Wer die Schlagzeilen der osteopathischen Organe der letzten Monate Revue passieren lässt, könnte den Eindruck bekommen, Osteopathie sei in aller Munde. Staatlich anerkannte Ausbildungen wetteifern mit Schulen und Verbänden um Akademisierung. Über 70 osteopathische Institutionen saßen um einen Tisch – die Anzahl ist ebenso erstaunlich wie die Tatsache selbst. Osteopathen zeigen Flagge in der Diskussion um die H1N1-Grippe und selbst die Bundesärztekammer beehrt uns mit einem Gutachten. Die Weihnachtsbotschaft einer der führenden Schulen brachte die Stimmung auf den Punkt: „so viele, viele Begegnungen in diesem Jahr“.

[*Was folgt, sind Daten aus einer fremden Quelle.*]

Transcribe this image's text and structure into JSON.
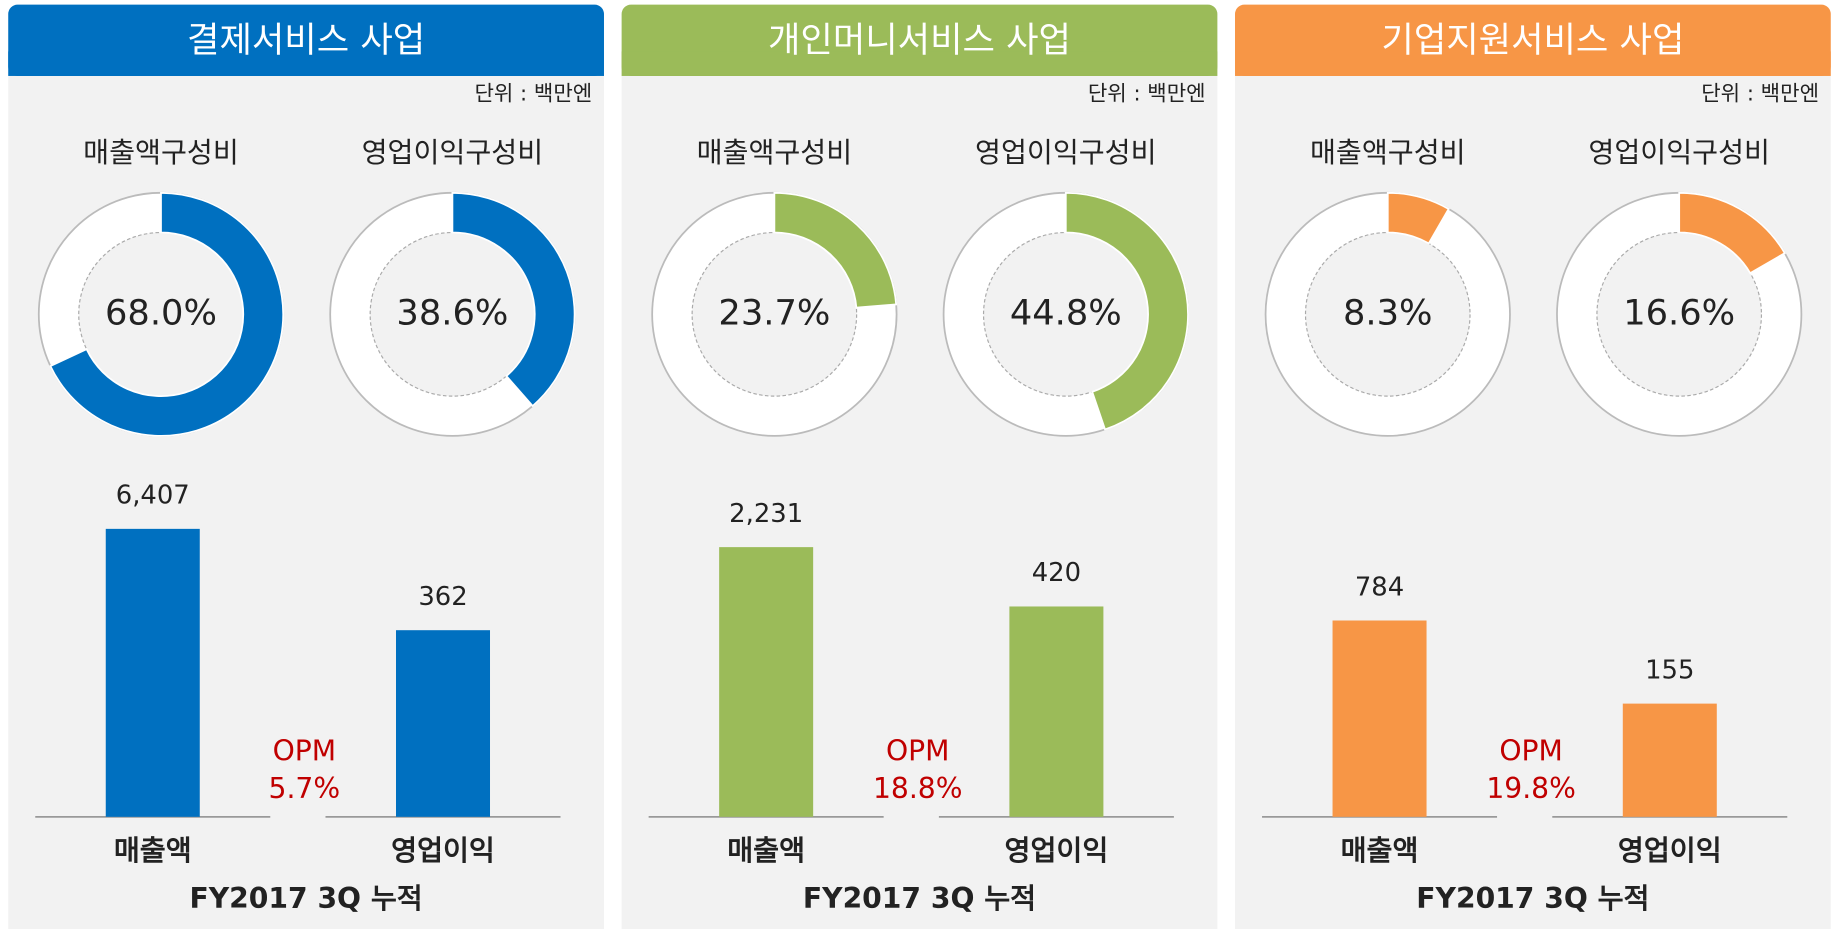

Es scheint, als würde Osteopathie in der Bundesrepublik Staub aufwirbeln. Ungläubiges Staunen beschleicht nicht nur die Skeptiker. Die Akademisierungswelle zeigt sich zuallererst in einer Flut neuer Titel und in der neuen Hutmode auf osteopathischen Webseiten: Der angelsächsische Topfdeckel ist zunehmend en vogue. Die Ausbildungen bleiben Ausbildungen, jetzt aber mit Studentenausweis und akademischer Robe.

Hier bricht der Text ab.